My Lords, it is a great pleasure to follow the noble Lord, Lord Browne of Ladyton, who made some excellent points. I congratulate my noble friend Lady Kramer on this vital Bill.
I was leader of the opposition on Haringey Council when Victoria Climbié was murdered in 2000. “Lessons must be learned” was the oft-repeated answer to all the questions, but no one in authority listened or learned. So it happened again. Again in Haringey, just seven years later in 2007, baby P—Peter Connelly, a 17 month-old toddler—was murdered by his mother’s partner, his mother and one other. By that time, I had become the MP for Hornsey and Wood Green, the western half of Haringey. Again, there had been warnings from whistleblowers.
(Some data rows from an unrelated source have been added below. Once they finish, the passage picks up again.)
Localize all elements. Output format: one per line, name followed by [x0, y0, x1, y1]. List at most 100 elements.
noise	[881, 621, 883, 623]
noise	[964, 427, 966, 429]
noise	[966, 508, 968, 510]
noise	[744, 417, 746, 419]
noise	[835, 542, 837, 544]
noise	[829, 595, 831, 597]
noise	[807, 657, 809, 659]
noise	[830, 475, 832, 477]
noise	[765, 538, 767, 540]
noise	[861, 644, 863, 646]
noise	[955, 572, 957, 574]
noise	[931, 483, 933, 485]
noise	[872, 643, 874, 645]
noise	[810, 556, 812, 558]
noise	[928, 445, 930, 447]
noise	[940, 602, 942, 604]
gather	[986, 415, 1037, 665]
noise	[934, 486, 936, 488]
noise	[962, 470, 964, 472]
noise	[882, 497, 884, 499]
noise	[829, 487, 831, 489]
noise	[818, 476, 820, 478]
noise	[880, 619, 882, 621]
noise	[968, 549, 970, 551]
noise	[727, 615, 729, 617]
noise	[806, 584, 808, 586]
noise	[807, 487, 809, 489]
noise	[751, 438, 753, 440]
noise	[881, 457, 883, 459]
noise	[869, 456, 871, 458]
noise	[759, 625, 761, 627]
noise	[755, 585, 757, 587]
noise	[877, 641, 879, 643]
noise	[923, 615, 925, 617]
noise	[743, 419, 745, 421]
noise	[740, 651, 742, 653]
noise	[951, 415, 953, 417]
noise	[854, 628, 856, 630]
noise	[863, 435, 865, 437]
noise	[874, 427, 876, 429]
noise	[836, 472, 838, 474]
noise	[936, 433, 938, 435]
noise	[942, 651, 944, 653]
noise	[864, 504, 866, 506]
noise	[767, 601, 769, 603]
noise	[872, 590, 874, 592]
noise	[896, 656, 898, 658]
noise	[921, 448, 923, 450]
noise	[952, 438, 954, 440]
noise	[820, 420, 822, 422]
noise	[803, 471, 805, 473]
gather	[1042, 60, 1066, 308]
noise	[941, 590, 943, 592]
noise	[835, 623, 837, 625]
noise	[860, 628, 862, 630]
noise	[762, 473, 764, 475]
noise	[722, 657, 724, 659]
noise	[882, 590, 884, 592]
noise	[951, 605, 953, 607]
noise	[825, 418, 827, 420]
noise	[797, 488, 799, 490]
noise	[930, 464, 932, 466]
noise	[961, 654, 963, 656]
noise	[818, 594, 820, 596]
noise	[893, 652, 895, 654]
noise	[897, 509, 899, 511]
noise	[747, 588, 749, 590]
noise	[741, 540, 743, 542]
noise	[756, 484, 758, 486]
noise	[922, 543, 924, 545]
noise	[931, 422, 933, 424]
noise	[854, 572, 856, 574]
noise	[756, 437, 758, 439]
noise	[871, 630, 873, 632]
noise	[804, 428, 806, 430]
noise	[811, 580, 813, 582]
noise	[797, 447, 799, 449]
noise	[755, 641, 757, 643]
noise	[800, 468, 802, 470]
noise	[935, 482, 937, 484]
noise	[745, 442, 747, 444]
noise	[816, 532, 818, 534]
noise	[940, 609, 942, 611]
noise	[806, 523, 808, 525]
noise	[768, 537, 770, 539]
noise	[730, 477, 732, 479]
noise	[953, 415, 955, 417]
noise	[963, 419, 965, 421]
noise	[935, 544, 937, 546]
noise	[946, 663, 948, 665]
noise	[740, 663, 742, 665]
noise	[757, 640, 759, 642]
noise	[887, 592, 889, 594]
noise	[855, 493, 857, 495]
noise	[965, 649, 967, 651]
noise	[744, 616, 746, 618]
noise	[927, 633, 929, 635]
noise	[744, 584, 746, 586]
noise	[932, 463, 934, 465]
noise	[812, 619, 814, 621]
The particular case I am citing is the story of Kim Holt, one such whistleblower, a doctor in the special clinic run by Great Ormond Street Hospital as
outreach at St Ann’s in Haringey, and the clinic to which baby Peter was taken. Why was Great Ormond Street running a child safety clinic in Haringey? It needed to demonstrate outreach work to gain foundation status. Kim eventually came to me as the only person who would listen to her and do something. Kim and I flagged up the dangers caused by the lack of appropriate staffing at the clinic before Peter was murdered. Between us, we saw the police, Haringey Council leadership, Haringey Council social services, the local PCT, the Great Ormond Street board and CEO, the chief nurse of the NHS, and others, but none of them heard what we were telling them—neither me nor Kim. It was too big to fail; protect the institution; reputations were at stake. I do not have long enough to tell the whole tale or include all those who tried to flag up the dangers ahead.
When baby Peter was killed and the furore arose, the media focus was on Haringey Council and Sharon Shoesmith as the head of social services. But it was also this clinic that failed baby Peter and therefore Great Ormond Street, because it was its clinic, its responsibility, and it had been warned. With a long history of hospital admissions and many, many injuries, Peter made his final visit to this clinic—his last hope. The doctor there did not perform a full examination of Peter because he was “miserable and cranky.” Furthermore, no reports had been provided of his previous admissions and attendances at the Whittington or North Middlesex hospitals for possible non-accidental injuries, nor were they even sought. Had they been, the doctor would have seen the history of the myriad signs of abuse that were taking place. According to the post-mortem, Peter would have been suffering from numerous fractured ribs and possibly a broken spine at the time of that last visit. The broken spine would have left him paralysed and unable to empty his bladder.
Post Peter’s death, the clinic was judged “clinically unsafe” in the Sibert and Hodes report—the report commissioned by Great Ormond Street. “Clinically unsafe” was the actual terminology used by investigators post Peter’s death and independently verified by the Royal College of Paediatrics and Child Health investigators. The report found that, while originally four paediatricians were employed, two had resigned and a third, Kim Holt, was put on sick leave due to the overload, thus leaving only one single doctor in charge to staff the clinic, Dr Sabah Al-Zayyat. She was not properly qualified, was tired and overworked, and the report found that she should never have been employed in the first place. She paid a price for her part in this disaster.
The report also found that there was no named doctor for child protection. The named doctor position is the absolute critical requirement for this service. That crucial information was deliberately withheld. Instead of submitting the full report as an addendum to Great Ormond Street and Haringey PCT’s individual management review, Dr Collins, the then CEO of Great Ormond Street, passed over only a partial and selective version, omitting all the key points of danger. The information that had been expunged would have flagged up the dangerous conditions operating within the child health safety team for which Great Ormond Street had the responsibility. This report was kept secret
and was released only in response to a freedom of information request from the BBC to Tim Donovan, with whom I worked to expose this horrific cover-up for a period of two years.
Dr Holt had escalated her concerns to the chair and CEO of Great Ormond Street in November 2006; she had been to the GMC. I took it to the board of Great Ormond Street, who basically told me to get lost—as I said, it was too big to fail. How dare I question this great establishment? Shoot the messenger—silence the whistleblower.
Kim was ostracised by the senior management team. Her workload had been unsustainable and she had been signed off work with work-related stress in February 2007. Great Ormond Street then moved to remove her from her post, with an offer of a year’s salary and the expectation that she would sign a non-disclosure agreement. Great Ormond Street would not allow her to return to work. The offers of money increased to £120,000, and that was signed off by the Treasury. Kim declined, as she felt that the concerns she raised were important and relevant for the inquiries that had, sadly, begun to happen. She eventually returned to work four years after her initial period of sick leave. Great Ormond Street has since apologised to her for the distress caused. It is too big to fail, as in so many cases. These are the reasons why my noble friend’s Bill is vital.